Pre-meeting (Dong Nguyen).
Related paper Automatic Evaluation of Topic Coherence, Newman et al.
Focus paper: Reading tea leaves: How humans interpret topic models, Chang et al.
I think the focus paper addressed an important topic. Topic models seem to be used a lot for visualization etc., thus it is important to be able to measure
how interpretable a topic is. I liked the way they evaluated,
although I'm wondering how sensitive their results are too the used inference methods/parameters.
My related paper essentially builds on the work by Chang et al. by proposing
automatic methods to measure topic coherence/interpretability.
They tried a bunch of external methods, using Wordnet, Wikipedia and Google
(a total of 15 different measures).
I like the range of methods they tried, but it would have been nice if they
had said some more regarding error analysis etc. Now I felt most of the paper
was about explaining all the different measures. They found that Wikipedia based method achieved very good results.
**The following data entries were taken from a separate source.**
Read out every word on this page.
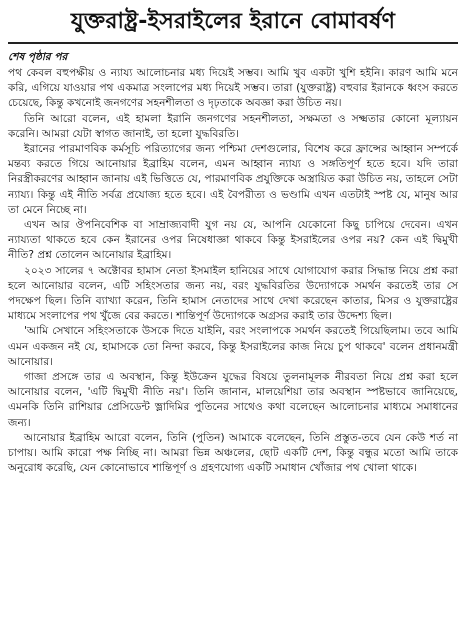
যুক্তরাষ্ট্র-ইসরাইলের ইরানে বোমাবর্ষণ
শেষ পৃষ্ঠার পর

পথ কেবল বহুপক্ষীয় ও ন্যায্য আলোচনার মধ্য দিয়েই সম্ভব। আমি খুব একটা খুশি হইনি। কারণ আমি মনে করি, এগিয়ে যাওয়ার পথ একমাত্র সংলাপের মধ্য দিয়েই সম্ভব। তারা (যুক্তরাষ্ট্র) বহুবার ইরানকে ধ্বংস করতে চেয়েছে, কিন্তু কখনোই জনগণের সহনশীলতা ও দৃঢ়তাকে অবজ্ঞা করা উচিত নয়।

তিনি আরো বলেন, এই হামলা ইরানি জনগণের সহনশীলতা, সক্ষমতা ও সক্ষ্মতার কোনো মূল্যায়ন করেনি। আমরা যেটা স্বাগত জানাই, তা হলো যুদ্ধবিরতি।

ইরানের পারমাণবিক কর্মসূচি পরিত্যাগের জন্য পশ্চিমা দেশগুলোর, বিশেষ করে ফ্রান্সের আহ্বান সম্পর্কে মন্তব্য করতে গিয়ে আনোয়ার ইব্রাহিম বলেন, এমন আহ্বান ন্যায্য ও সঙ্গতিপূর্ণ হতে হবে। যদি তারা নিরস্ত্রীকরণের আহ্বান জানায় এই ভিত্তিতে যে, পারমাণবিক প্রযুক্তিকে অস্ত্রায়িত করা উচিত নয়, তাহলে সেটা ন্যায্য। কিন্তু এই নীতি সর্বত্র প্রযোজ্য হতে হবে। এই বৈপরীত্য ও ভণ্ডামি এখন এতটাই স্পষ্ট যে, মানুষ আর তা মেনে নিচ্ছে না।

এখন আর ঔপনিবেশিক বা সাম্রাজ্যবাদী যুগ নয় যে, আপনি যেকোনো কিছু চাপিয়ে দেবেন। এখন ন্যায্যতা থাকতে হবে কেন ইরানের ওপর নিষেধাজ্ঞা থাকবে কিন্তু ইসরাইলের ওপর নয়? কেন এই দ্বিমুখী নীতি? প্রশ্ন তোলেন আনোয়ার ইব্রাহিম।

২০২৩ সালের ৭ অক্টোবর হামাস নেতা ইসমাইল হানিয়ের সাথে যোগাযোগ করার সিদ্ধান্ত নিয়ে প্রশ্ন করা হলে আনোয়ার বলেন, এটি সহিংসতার জন্য নয়, বরং যুদ্ধবিরতির উদ্যোগকে সমর্থন করতেই তার সে পদক্ষেপ ছিল। তিনি ব্যাখ্যা করেন, তিনি হামাস নেতাদের সাথে দেখা করেছেন কাতার, মিসর ও যুক্তরাষ্ট্রের মাধ্যমে সংলাপের পথ খুঁজে বের করতে। শান্তিপূর্ণ উদ্যোগকে অগ্রসর করাই তার উদ্দেশ্য ছিল।

'আমি সেখানে সহিংসতাকে উসকে দিতে যাইনি, বরং সংলাপকে সমর্থন করতেই গিয়েছিলাম। তবে আমি এমন একজন নই যে, হামাসকে তো নিন্দা করবে, কিন্তু ইসরাইলের কাজ নিয়ে চুপ থাকবে' বলেন প্রধানমন্ত্রী আনোয়ার।

গাজা প্রসঙ্গে তার এ অবস্থান, কিন্তু ইউক্রেন যুদ্ধের বিষয়ে তুলনামূলক নীরবতা নিয়ে প্রশ্ন করা হলে আনোয়ার বলেন, 'এটি দ্বিমুখী নীতি নয়'। তিনি জানান, মালয়েশিয়া তার অবস্থান স্পষ্টভাবে জানিয়েছে, এমনকি তিনি রাশিয়ার প্রেসিডেন্ট ভ্লাদিমির পুতিনের সাথেও কথা বলেছেন আলোচনার মাধ্যমে সমাধানের জন্য।

আনোয়ার ইব্রাহিম আরো বলেন, তিনি (পুতিন) আমাকে বলেছেন, তিনি প্রস্তুত-তবে যেন কেউ শর্ত না চাপায়। আমি কারো পক্ষ নিচ্ছি না। আমরা ভিন্ন অঞ্চলের, ছোট একটি দেশ, কিন্তু বন্ধুর মতো আমি তাকে অনুরোধ করেছি, যেন কোনোভাবে শান্তিপূর্ণ ও গ্রহণযোগ্য একটি সমাধান খোঁজার পথ খোলা থাকে।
They used annotators to rate the topics on a 3-point scale. They view their upper bound as the inter-annotator agreement. It seems a bit strange that some of the methods, have an even higher score than that , and a lot of the methods are very close to the upperbound score. So I'm wondering if their comparison with the upper bound (which they use to conclude that their methods perform really well) makes sense.
In addition I wonder how well their methods work when the domains are very specific and not well covered by the Web/Wordnet/Wikipedia. It also wasn't clear to me also how they mapped terms to Wikipedia pages, which is not a trivial thing to do.